Oh summer, we bid you ado. 

I am sad to see summer go.  The sky's show no sign of summer letting go but our schedule will.  I have mostly enjoyed the days of getting up and not having to hustle everyone downstairs to begin the book work of the day.  It has been nice to be mostly mom with teacher sprinkled here and there.  I have welcomed the lack of stress that honestly sometimes the school day brings.  But I welcome a schedule that gives us direction and purpose as we work together.

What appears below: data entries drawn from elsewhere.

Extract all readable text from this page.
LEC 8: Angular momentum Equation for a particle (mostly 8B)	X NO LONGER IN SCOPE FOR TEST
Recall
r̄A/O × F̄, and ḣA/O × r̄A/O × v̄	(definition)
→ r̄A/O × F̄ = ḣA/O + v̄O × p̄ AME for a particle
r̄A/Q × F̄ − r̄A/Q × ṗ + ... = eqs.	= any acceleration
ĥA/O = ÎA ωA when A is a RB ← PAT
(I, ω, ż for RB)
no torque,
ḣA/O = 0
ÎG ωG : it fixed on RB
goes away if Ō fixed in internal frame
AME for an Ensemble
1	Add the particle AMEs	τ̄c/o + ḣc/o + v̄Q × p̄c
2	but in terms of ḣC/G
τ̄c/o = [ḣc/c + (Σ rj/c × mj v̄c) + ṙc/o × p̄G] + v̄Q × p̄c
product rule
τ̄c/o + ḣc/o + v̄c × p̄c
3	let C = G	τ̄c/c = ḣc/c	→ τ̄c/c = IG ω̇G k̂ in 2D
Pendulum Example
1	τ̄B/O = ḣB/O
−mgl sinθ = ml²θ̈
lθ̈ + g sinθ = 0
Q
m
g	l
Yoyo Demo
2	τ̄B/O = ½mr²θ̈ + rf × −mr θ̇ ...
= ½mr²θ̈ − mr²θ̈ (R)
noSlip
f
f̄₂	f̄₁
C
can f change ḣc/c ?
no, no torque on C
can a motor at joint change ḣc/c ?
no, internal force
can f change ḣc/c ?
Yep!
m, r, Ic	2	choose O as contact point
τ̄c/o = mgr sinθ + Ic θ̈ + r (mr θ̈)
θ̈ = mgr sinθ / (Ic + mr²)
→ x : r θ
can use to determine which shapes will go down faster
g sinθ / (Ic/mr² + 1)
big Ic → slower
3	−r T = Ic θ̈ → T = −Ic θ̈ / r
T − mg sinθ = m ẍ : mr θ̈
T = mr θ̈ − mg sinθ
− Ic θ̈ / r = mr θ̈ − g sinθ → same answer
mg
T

I have a bit of trepidation in my heart for the year ahead.  I wish I didn't, but I do.  I so want to welcome the year with open arms and heart for what will and can happen.  I also know I have struggled with a boy and an ever busy toddler.  Prayer.  This is what I need to be doing and believing.  I cannot and do not want my days to be without His presence.
I asked Him about our year.  I read about a family choosing a word for their school year.  I was willing to wait but I felt the words prompted on my heart.  Our Year.  I have so looked to other homeschool families, all online, for direction and guidance.  This is not a bad direction, it is rich with possibility and inspiration.  However, sometimes within my personality I can so look to others that I fail to look within and in my close circle for that guidance and direction.  I want to allow God to shape us and embrace what He has for the Gallagher clan as well as embrace what others offer.
So Our Year.  This is the year that Deveraux will reach new heights in her learning.  I want her to gain confidence in Math, to continue to realize her potential in Writing, and stretch herself with her Reading.  To have fun learning photography, lettering, and pursue her podcast.  I want Deveraux to show patience with her brother and love for him that only she as a big sister can offer,  Bobo G, I want him to realize he is a reader and to see the worlds that will open to him, I want him to work more independently and gain confidence in the work he can do, and I want his heart to expand towards his sisters and be slow to anger and quick to listen.  For Cambria to continue to be able to communicate with us, to be content in play so I can teach her brother and sister, and to see such a love in our family that she is a part of.
 
 


I want to be slow to impatience, be guided by promptings from God, be willing to abandon our schedule, and be disciplined to stick to it.  To show our children the beauty all around them.  The beauty of the written word and creation, the fascination of history and how things are formed.  I want to inspire them, move them, and allow them to see their potential in our family and in the world.  I want to show them the importance of staying "in it" in relationships even when it is hard.  I want to show them to be quick to ask forgiveness and to forgive.

This is Our Year.  We have the great privilege to do this life together as a family.  We are so blessed.  One day we mostly likely will not live under the same roof.  But today we do and I am so glad and so grateful.  So we walk boldly into the school year that is Our Year, together.